If you are a contractor or sole proprietor, you will use this general business tax calculation:
You will take your income (projected or real), subtract the standard deduction, subtract applicable business deductions and expenses to get your adjusted gross income.
Now apply applicable income tax rates to your adjusted income as well as the self-employment tax of 15.3%.
Of course, several things can cloud the above calculations, such as deductions, or if you also make money from another source, like a W2 job.
Again, it may be an excellent idea as well as a stress reducer, to hire a tax expert to help you calculate and make your tax payments as these are just tips to help get you started.
Necessary business expenses
Do you require a computer, phone, car, furniture, appliances, or some other equipment for your business? If the tools you buy are absolutely required in order for you to make an income, you may qualify for a capital depreciation deduction, which allows you to deduct up to 40% of the cost. There are also ‘De minimis’ deductions that apply to tools that cost less than $2,500.
Do you have a home office (or something that counts as devoted workspace)? That’s another potential deduction.
Service fees paid to other professionals that are directly related to your business operations (such as a lawyer, a financial advisor, a writer, or even a consultant) may qualify for a deduction. Costs spend on marketing may also be deducted.
If you hired employees, you may be able to deduct some of those costs. If you hired a military veteran, you could qualify for the Work Opportunity Tax credit. If you did hire employees, you should definitely talk to a tax professional because there are other deductions you can make, depending on how you pay your employees and if you offer certain benefits.
Do you pay rent and/or utilities at your place of business? You might be able to deduct those.
Additional deductions include:
- Theft or damages
- Interest paid on business loans
- Insurance costs
- Costs for required licenses, certifications, and education
- Charitable contributions
When Do I File My Tax Return?
In contrast to paying taxes as an employee, as a business owner, you will have to pay taxes more frequently. If you expect to owe more than $1,000 in taxes, then the IRS requires that you make quarterly payments, also called estimated payments.
Estimated tax payments
Estimated tax payments are how a non-W2 worker pays income tax on income that is not withheld from a paycheck. This is how the IRS defines estimated tax payments:
“Estimated tax is the method used to pay tax on income that is not subject to withholding. This income includes earnings from self-employment, interest, dividends, rents, and alimony. Taxpayers who do not choose to have taxes withheld from other taxable income should also make estimated tax payments.”
Estimated tax payments are due January 15th (paying for earnings from September through December), April 15th (along with income taxes), June 15th, and September 15th. You can pay your taxes before those dates if you wish. Any applicable state taxes will vary state to state.
How do you make tax payments?
So after all this is said, the question remains how do you pay taxes as a business owner? This part is pretty simple.
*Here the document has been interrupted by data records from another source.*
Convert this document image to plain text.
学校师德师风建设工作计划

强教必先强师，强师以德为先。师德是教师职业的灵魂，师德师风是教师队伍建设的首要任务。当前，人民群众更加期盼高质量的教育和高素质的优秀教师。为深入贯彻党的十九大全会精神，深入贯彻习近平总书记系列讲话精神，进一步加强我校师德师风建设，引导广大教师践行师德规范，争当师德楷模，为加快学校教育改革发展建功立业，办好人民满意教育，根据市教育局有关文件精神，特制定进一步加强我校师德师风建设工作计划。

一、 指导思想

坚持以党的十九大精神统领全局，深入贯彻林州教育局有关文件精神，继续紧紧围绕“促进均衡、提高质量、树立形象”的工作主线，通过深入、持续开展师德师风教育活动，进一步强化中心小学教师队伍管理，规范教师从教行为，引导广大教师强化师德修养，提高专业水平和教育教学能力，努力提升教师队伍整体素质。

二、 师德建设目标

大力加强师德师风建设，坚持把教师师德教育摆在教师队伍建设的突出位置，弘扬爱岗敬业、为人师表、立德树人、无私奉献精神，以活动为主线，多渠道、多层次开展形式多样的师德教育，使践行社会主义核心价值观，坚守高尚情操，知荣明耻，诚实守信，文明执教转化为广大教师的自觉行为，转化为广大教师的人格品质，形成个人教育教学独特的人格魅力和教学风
How Much Does It Cost To File Business Taxes?
Well, this depends a lot on exactly how you file your taxes.
If you file your taxes yourself, the actual process of paying is free if you send the IRS money directly from a checking or savings account transfer. If you pay with a card, there is a small convenience fee applied.
If you are unable to afford your estimated tax payment, you can be placed on installment payments. There is also a user’s fee applied in this situation.
Other tax-related expenses may come from hiring professional help. However, if that person can save you time or money (by finding you deductions and preventing penalty fees, for example), the cost is certainly worth it.
Are You Ready to Pay Taxes As A Business Owner?
Paying taxes can quickly become overwhelming. Just remember that there are a lot of tools and resources out there to help you be successful.
We hope this guide is able to get you started with filing your taxes.